Sedimentation Dynamics of a Sediment-laden River Intrusions in a Large Alpine Lake

Kara Scheu, Stanford University, San Francisco, CA, United States, Derek Fong, Stanford University, Stanford, CA, United States, Stephen G Monismith, Stanford University, Environmental Fluid Mechanics Laboratory, Stanford, CA, United States and Oliver B Fringer, Stanford University, Civil and Environmental Engineering, Stanford, CA, United States
Abstract:
River inflows are often the dominant source of nutrients, sediments and contaminants into an alpine lake system and their fate is critical to understanding lake ecosystem response. The transport of sediments in particular is dependent on the physics of hyperpycnal river inflows in which the density is due to both temperature and suspended sediment. Field observations of sediment-laden inflow intrusions were conducted in 2012 and 2014 in Pallanza Bay, a large western embayment in Lake Maggiore, Italy, in conjunction with three-dimensional numerical modeling using the SUNTANS model (Fringer et al., 2006).
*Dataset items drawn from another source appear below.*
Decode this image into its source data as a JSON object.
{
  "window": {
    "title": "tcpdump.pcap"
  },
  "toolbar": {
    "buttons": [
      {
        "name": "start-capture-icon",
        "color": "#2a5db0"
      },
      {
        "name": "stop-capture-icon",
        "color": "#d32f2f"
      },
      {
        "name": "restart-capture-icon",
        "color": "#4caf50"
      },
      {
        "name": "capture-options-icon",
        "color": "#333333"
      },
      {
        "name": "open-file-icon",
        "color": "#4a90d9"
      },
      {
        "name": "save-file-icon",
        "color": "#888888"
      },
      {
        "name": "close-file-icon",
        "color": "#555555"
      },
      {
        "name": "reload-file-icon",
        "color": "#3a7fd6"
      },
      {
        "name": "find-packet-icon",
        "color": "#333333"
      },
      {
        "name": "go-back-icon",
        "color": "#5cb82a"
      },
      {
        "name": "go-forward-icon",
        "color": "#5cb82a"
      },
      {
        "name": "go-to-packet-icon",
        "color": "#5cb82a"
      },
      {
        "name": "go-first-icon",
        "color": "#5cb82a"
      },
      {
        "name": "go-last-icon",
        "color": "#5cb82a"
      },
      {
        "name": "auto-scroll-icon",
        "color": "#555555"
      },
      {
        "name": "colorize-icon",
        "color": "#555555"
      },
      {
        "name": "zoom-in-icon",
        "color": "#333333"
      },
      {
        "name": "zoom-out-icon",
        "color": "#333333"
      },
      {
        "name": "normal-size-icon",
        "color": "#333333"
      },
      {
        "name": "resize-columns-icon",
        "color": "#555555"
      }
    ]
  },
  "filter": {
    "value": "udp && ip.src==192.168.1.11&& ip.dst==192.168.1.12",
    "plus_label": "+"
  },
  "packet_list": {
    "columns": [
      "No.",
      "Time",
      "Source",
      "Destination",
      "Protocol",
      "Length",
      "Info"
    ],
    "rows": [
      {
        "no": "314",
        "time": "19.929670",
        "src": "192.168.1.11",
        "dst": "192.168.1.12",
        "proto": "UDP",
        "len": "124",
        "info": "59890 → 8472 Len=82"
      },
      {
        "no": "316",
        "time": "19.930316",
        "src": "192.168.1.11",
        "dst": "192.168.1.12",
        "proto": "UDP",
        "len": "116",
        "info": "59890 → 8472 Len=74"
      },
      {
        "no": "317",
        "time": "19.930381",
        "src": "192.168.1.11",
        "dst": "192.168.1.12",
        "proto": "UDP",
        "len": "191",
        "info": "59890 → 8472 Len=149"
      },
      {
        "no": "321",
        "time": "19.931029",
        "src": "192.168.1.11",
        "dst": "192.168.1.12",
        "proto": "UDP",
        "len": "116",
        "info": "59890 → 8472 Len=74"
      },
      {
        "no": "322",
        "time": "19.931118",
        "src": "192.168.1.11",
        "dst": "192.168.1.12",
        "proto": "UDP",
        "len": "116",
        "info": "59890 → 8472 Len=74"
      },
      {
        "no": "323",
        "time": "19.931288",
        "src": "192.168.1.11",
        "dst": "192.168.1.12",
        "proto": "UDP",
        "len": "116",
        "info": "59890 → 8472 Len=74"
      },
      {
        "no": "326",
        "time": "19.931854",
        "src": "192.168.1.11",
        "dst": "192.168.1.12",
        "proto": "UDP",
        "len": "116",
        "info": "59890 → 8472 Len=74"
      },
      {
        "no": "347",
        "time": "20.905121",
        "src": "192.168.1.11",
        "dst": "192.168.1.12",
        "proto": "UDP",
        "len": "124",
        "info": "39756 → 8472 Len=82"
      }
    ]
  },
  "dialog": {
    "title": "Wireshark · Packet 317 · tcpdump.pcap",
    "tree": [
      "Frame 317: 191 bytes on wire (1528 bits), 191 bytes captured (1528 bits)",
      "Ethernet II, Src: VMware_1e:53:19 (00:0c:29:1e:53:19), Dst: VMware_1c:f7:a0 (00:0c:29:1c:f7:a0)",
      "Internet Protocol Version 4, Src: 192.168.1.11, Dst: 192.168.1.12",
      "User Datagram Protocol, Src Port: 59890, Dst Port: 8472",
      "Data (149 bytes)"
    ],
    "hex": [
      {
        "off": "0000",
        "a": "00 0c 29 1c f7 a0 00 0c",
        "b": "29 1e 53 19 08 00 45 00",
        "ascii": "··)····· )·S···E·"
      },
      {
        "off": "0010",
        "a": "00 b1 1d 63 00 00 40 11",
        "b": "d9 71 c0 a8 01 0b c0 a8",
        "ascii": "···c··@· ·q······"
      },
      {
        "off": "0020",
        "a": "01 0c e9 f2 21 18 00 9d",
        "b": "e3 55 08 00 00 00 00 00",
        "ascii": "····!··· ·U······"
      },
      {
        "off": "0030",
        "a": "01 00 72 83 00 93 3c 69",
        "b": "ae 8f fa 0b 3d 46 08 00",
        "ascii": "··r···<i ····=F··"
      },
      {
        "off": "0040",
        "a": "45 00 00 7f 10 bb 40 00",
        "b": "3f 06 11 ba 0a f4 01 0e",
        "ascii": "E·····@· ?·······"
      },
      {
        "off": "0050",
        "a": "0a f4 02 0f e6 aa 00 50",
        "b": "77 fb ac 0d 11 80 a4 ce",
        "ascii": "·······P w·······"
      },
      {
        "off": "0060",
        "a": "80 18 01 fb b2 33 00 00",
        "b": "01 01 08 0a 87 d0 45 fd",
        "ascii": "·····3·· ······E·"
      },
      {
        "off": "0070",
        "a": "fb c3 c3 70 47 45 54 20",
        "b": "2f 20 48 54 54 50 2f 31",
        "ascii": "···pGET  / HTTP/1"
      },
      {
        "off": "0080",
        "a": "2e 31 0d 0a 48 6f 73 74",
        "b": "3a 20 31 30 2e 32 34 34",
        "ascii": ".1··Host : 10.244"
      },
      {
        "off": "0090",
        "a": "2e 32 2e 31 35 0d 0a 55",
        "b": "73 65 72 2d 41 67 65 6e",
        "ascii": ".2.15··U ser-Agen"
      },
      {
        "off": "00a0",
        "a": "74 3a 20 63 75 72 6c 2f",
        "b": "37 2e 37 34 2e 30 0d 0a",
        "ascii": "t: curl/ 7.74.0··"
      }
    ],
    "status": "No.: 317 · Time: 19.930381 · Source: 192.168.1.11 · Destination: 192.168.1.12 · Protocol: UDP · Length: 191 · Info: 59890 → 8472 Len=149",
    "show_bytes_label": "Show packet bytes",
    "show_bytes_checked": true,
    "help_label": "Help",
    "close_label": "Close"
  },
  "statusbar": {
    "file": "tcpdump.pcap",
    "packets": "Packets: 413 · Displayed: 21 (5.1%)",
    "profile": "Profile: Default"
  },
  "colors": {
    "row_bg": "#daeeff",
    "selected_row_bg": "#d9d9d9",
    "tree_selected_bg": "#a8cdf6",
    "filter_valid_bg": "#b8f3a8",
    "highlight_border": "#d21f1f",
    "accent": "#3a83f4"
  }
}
We employed a suspended sediment transport module with three distinct sediment size classes to investigate the dependence of deposition dynamics in the bay on inflow characteristics and seasonality during large inflow events (>300m3 s-1), a handful of which dominate the annual sediment budget (Scheu et al. 2015). The initial stratification and inflow river temperature in the model were based on thermistor measurements and the boundary flow rate and sediment load were specified based on measurements made by Environ Italy in 2014. The model was validated using vertical profile measurements of velocity, temperature, and adjusted acoustic backscatter (a proxy for sediment concentration) for five large inflow events. In addition to the observed events, a number of scenarios were modeled with varying initial and boundary conditions in order to investigate the sensitivity of sediment deposition on flow rate and seasonality. We discuss the deposition dynamics in the context of the relative effects of river inflow, Coriolis effects, and stratification, and show that seasonal variability of the stratification strongly impacts the distribution of sediments in the bay.